In people who have type 1 diabetes (formerly called juvenile diabetes), the pancreas does not make insulin. In people who have type 2 diabetes, the pancreas makes too little insulin, or muscles, the liver and fat do not use insulin in the right way.
"As a result, people with untreated diabetes accumulate too much glucose in their blood, and their cells don't receive enough energy. Over time, excessive blood glucose can result in increased fatty deposits or clots in blood vessels," she adds.
HBA1C test: This test shows your average blood glucose levels for the past three months. The test should be performed two to four times a year. Keep it below 7%.
Blood pressure: The blood pressure goal for most people with diabetes is below 140/90mm Hg.
Cholesterol: Studies suggest the ideal total cholesterol should be 150 mg/dL, and about 100 mg/dL for low-density lipoprotein cholesterol (LDL-C, also known as "bad" cholesterol). Diabetes tends to lower "good" cholesterol levels and raise triglyceride and "bad" cholesterol levels.
Don't smoke or vape: Smoking puts individuals, even if they don't have diabetes, at higher risk for heart disease and stroke. Quitting smoking improves your blood glucose, blood pressure, and cholesterol levels. It also ensures better blood circulation while giving a person an easier time being physically active.
Healthy diet: Dr Sharma advises eating at least 14 grams of fibre daily for every 1,000 calories consumed. "Eat more fruits, vegetables and whole grains. Keep cholesterol down to 300 milligrams a day," she adds.

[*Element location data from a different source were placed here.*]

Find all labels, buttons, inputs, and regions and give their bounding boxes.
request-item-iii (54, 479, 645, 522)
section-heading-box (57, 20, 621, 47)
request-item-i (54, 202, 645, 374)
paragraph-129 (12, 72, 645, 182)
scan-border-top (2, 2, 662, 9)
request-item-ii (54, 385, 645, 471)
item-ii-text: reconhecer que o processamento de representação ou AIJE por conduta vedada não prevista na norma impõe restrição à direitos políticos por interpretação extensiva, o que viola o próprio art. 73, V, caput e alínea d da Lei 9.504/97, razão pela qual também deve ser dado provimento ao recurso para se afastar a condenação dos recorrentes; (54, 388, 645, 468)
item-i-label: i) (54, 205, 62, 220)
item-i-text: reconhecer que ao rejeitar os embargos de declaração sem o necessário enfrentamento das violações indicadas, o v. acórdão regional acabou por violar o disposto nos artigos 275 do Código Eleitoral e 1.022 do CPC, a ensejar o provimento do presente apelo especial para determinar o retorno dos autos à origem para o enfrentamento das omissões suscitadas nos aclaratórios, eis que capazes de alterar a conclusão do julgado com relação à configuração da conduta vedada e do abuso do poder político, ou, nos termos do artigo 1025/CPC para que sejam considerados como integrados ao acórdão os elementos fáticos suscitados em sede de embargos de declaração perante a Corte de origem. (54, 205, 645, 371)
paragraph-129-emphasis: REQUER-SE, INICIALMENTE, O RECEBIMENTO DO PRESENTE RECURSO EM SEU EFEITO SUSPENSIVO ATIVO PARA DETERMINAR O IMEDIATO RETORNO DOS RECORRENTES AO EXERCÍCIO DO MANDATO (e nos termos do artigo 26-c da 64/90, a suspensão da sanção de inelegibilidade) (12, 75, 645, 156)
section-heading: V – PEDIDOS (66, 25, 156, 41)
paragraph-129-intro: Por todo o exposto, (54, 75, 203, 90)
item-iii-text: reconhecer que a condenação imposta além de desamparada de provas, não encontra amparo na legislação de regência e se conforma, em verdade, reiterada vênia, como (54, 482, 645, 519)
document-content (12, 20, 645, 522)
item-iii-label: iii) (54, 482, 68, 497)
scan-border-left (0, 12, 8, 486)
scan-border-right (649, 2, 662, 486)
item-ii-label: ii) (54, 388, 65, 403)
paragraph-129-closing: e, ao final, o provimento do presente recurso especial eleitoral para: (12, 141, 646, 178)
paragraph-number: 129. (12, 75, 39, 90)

Body weight: Make sure to maintain a suitable body weight. "A waist measurement of 35 inches or more for women or 40 inches or more for men raises the risk for diabetes," cautions Dr Sharma.
Exercise daily: Even a brisk walk, swim, or yard work, can improve your health and may reduce your stroke risk.
Alcohol consumption: This means no more than one drink a day for women, and no more than two drinks a day for men.
Manage stress: "Your mind deserves better than to be loaded down with the never-ending job of worrying," she says. Stress is already a risk factor for several diseases. Managing it is vital for the longevity of your health.